To Oxford's New Theatre for WNO's revival of Annabel Arden's production of Puccini's La Boheme. The New Theatre is a curious place, a 1930's cinema with very narrow foyer space and apparently no pit, as the orchestra were on the floor in the stalls (with seats removed). I did wonder what the balance would be like Wagner or one of the bigger Strauss operas. Listening to the overture, it struck me that it was a long time since I had seen this opera. And quite how perfect, of its kind, it is.

With La Boheme there is no fat, no waste, the score is relatively short and perfectly constructed, Puccini gives us just what we need and no more. Listen to the end of act 1, for instance, and consider how the later Puccini (of Madama Butterfly) or one of his contemporaries might have been tempted to stretch things out more.

Partly because of this tightness of construction, the opera rather resists re-definition. Directors can de-construct things partially, but La Boheme is tightly bound to its setting. It needs bohemians or students, it needs cold flats and high spirits, whether in the 1850's or the 1950's.

One of the most memorable productions that I saw was a previous incarnation of the opera at the London Coliseum which ran without an interval with the scenes blending into each other (the end of act 2 / beginning of act 3 had the waiters of the cafe Momus stripping the tables at dawn). It gave the opera a modern feel which was surprising. Though I note that in later revivals, an interval appeared. An even earlier production by a French team at the Coliseum used moments when the crowds were frozen and other ideas, which again provided an interesting slant on the opera (though again, the production was altered in revival).

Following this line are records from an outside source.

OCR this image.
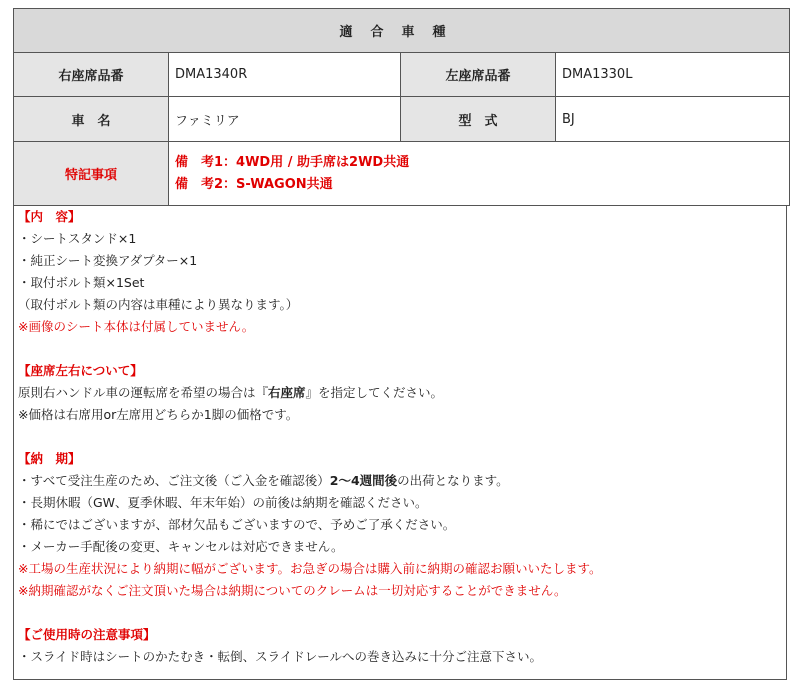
適合車種			
右座席品番	DMA1340R	左座席品番	DMA1330L
車　名	ファミリア	型　式	BJ
特記事項	備　考1：4WD用 / 助手席は2WD共通
備　考2：S-WAGON共通		

【内　容】

・シートスタンド×1

・純正シート変換アダプター×1

・取付ボルト類×1Set

（取付ボルト類の内容は車種により異なります。）

※画像のシート本体は付属していません。

【座席左右について】

原則右ハンドル車の運転席を希望の場合は『右座席』を指定してください。

※価格は右席用or左席用どちらか1脚の価格です。

【納　期】

・すべて受注生産のため、ご注文後（ご入金を確認後）2〜4週間後の出荷となります。

・長期休暇（GW、夏季休暇、年末年始）の前後は納期を確認ください。

・稀にではございますが、部材欠品もございますので、予めご了承ください。

・メーカー手配後の変更、キャンセルは対応できません。

※工場の生産状況により納期に幅がございます。お急ぎの場合は購入前に納期の確認お願いいたします。

※納期確認がなくご注文頂いた場合は納期についてのクレームは一切対応することができません。

【ご使用時の注意事項】

・スライド時はシートのかたむき・転倒、スライドレールへの巻き込みに十分ご注意下さい。
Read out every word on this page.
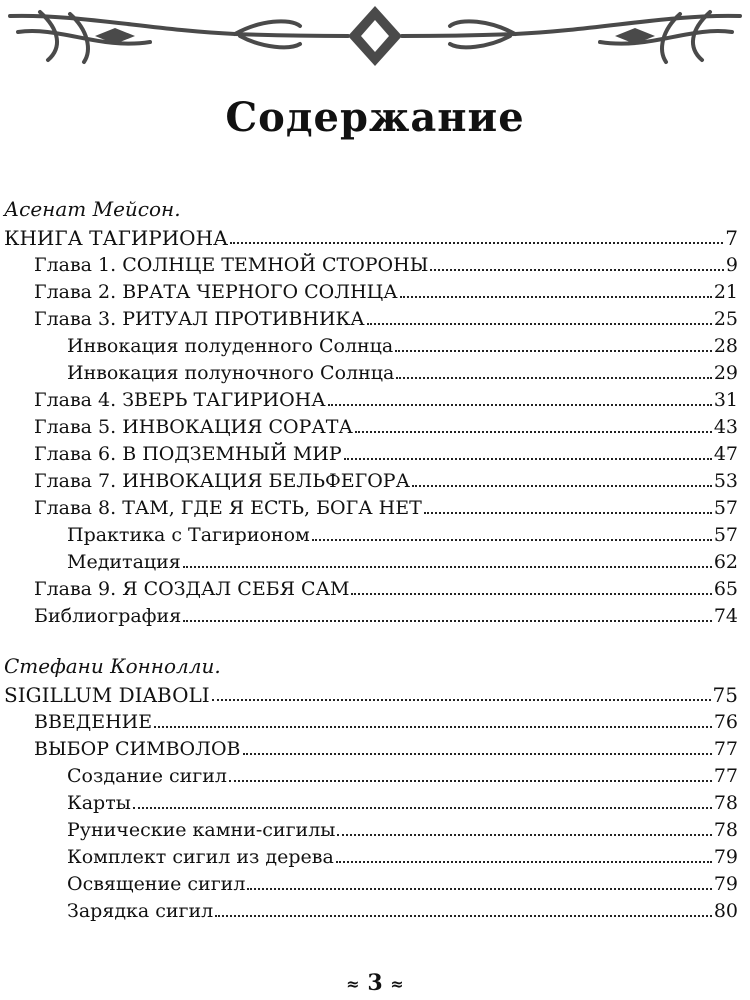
Содержание
Асенат Мейсон.
КНИГА ТАГИРИОНА	7
Глава 1. СОЛНЦЕ ТЕМНОЙ СТОРОНЫ	9
Глава 2. ВРАТА ЧЕРНОГО СОЛНЦА	21
Глава 3. РИТУАЛ ПРОТИВНИКА	25
Инвокация полуденного Солнца	28
Инвокация полуночного Солнца	29
Глава 4. ЗВЕРЬ ТАГИРИОНА	31
Глава 5. ИНВОКАЦИЯ СОРАТА	43
Глава 6. В ПОДЗЕМНЫЙ МИР	47
Глава 7. ИНВОКАЦИЯ БЕЛЬФЕГОРА	53
Глава 8. ТАМ, ГДЕ Я ЕСТЬ, БОГА НЕТ	57
Практика с Тагирионом	57
Медитация	62
Глава 9. Я СОЗДАЛ СЕБЯ САМ	65
Библиография	74
Стефани Коннолли.
SIGILLUM DIABOLI	75
ВВЕДЕНИЕ	76
ВЫБОР СИМВОЛОВ	77
Создание сигил	77
Карты	78
Рунические камни-сигилы	78
Комплект сигил из дерева	79
Освящение сигил	79
Зарядка сигил	80
≈ 3 ≈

Every opera company needs a production of La Boheme. And they need a production which is highly reviveable and will appeal to the audiences of Middle England. La Boheme is one of the operas which everyone wants to see, the choice of those who come to opera only rarely. Some of the original reviews of the first night of Annabel Arden's production in June this year seemed to be disappointed that she had not produced edgier. But the production serves its purpose well, thoughtful and attractive it was aimed not at picky critics but at the varied audience which filled the New Theatre, in Oxford. They were very appreciative and it was fascinating to hear snaps of people's discussions about the opera as I walked back the station.